I’m a big fan of philosopher Alain de Botton’s School of Life, who has the following observation, chronicled in one of my favorite blogs, Brain Pickings (now called “The Marginalian”). The young artist Van Gogh wrote his brother,

"Does what goes on inside show on the outside?
Someone has a great fire in his soul… and passers-by see nothing but a little smoke at the top of the chimney."


Maria Popova of Brain Pickings continues, "Meanwhile, we move among other chimneys — all the taller built by the artful self-masonry of social media — from which we intuitively infer, even if we rationally understand this to be an illusion, that the fires burning in others are far tamer than those roiling in us; that they live with far lesser levels of confusion and complexity; that we are, in other words, not normal by comparison."

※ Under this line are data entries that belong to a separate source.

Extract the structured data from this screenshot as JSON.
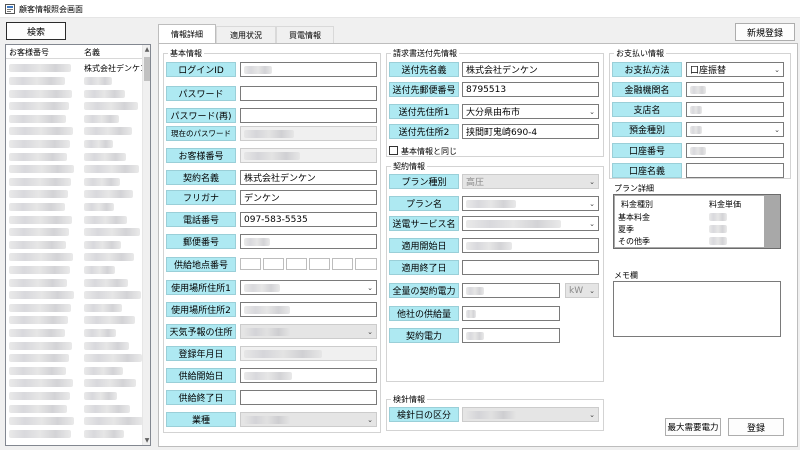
{
  "window": {
    "title": "顧客情報照会画面"
  },
  "left": {
    "search_label": "検索",
    "col_number": "お客様番号",
    "col_name": "名義",
    "first_row_name": "株式会社デンケン"
  },
  "tabs": [
    {
      "label": "情報詳細"
    },
    {
      "label": "適用状況"
    },
    {
      "label": "買電情報"
    }
  ],
  "new_register_label": "新規登録",
  "basic": {
    "group": "基本情報",
    "login_id": "ログインID",
    "password": "パスワード",
    "password_re": "パスワード(再)",
    "current_password": "現在のパスワード",
    "customer_no": "お客様番号",
    "contract_name": "契約名義",
    "contract_name_value": "株式会社デンケン",
    "furigana": "フリガナ",
    "furigana_value": "デンケン",
    "phone": "電話番号",
    "phone_value": "097-583-5535",
    "zip": "郵便番号",
    "supply_point": "供給地点番号",
    "addr1": "使用場所住所1",
    "addr2": "使用場所住所2",
    "weather": "天気予報の住所",
    "reg_date": "登録年月日",
    "supply_start": "供給開始日",
    "supply_end": "供給終了日",
    "industry": "業種"
  },
  "billing": {
    "group": "請求書送付先情報",
    "to_name": "送付先名義",
    "to_name_value": "株式会社デンケン",
    "to_zip": "送付先郵便番号",
    "to_zip_value": "8795513",
    "to_addr1": "送付先住所1",
    "to_addr1_value": "大分県由布市",
    "to_addr2": "送付先住所2",
    "to_addr2_value": "挟間町鬼崎690-4",
    "same_as_basic": "基本情報と同じ"
  },
  "contract": {
    "group": "契約情報",
    "plan_type": "プラン種別",
    "plan_type_value": "高圧",
    "plan_name": "プラン名",
    "service_name": "送電サービス名",
    "apply_start": "適用開始日",
    "apply_end": "適用終了日",
    "total_power": "全量の契約電力",
    "unit_kw": "kW",
    "other_supply": "他社の供給量",
    "contract_power": "契約電力"
  },
  "meter": {
    "group": "検針情報",
    "category": "検針日の区分"
  },
  "payment": {
    "group": "お支払い情報",
    "method": "お支払方法",
    "method_value": "口座振替",
    "bank": "金融機関名",
    "branch": "支店名",
    "deposit_type": "預金種別",
    "account_no": "口座番号",
    "account_name": "口座名義"
  },
  "plan_detail": {
    "group": "プラン詳細",
    "col_type": "料金種別",
    "col_price": "料金単価",
    "rows": [
      "基本料金",
      "夏季",
      "その他季"
    ]
  },
  "memo": {
    "group": "メモ欄"
  },
  "buttons": {
    "max_demand": "最大需要電力",
    "register": "登録"
  }
}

Alain de Botton writes: "We simply cannot trust that sides of our deep selves will have counterparts in those we meet, and so remain silent and shy, struggling to believe that the imposing, competent strangers we encounter can have any of the vulnerabilities, perversions, and idiocies we're so intimately familiar with inside our own characters."

Ultimately, if you look for "breakdown" in the dictionary, it will suggest "a mechanical failure" of sorts, as if we humans are machines that are never supposed to fail. Conversely, the antonym for breakdown is to "create or erect," verbs that can pump up the ego. It is one thing to erect an identity or a narrative that gives the impression of progress. It is quite another to take down the scaffolding of the ego to see what remains after construction is complete.

I'll finish with a quote from psychiatrist Elisabeth Kubler-Ross who believed that grief and suffering might lead to a breakdown that allows us to become more human. She said:

"People are like stained-glass windows. They sparkle and shine when the sun is out, but when the darkness sets in, their true beauty is revealed only if there is a light from within."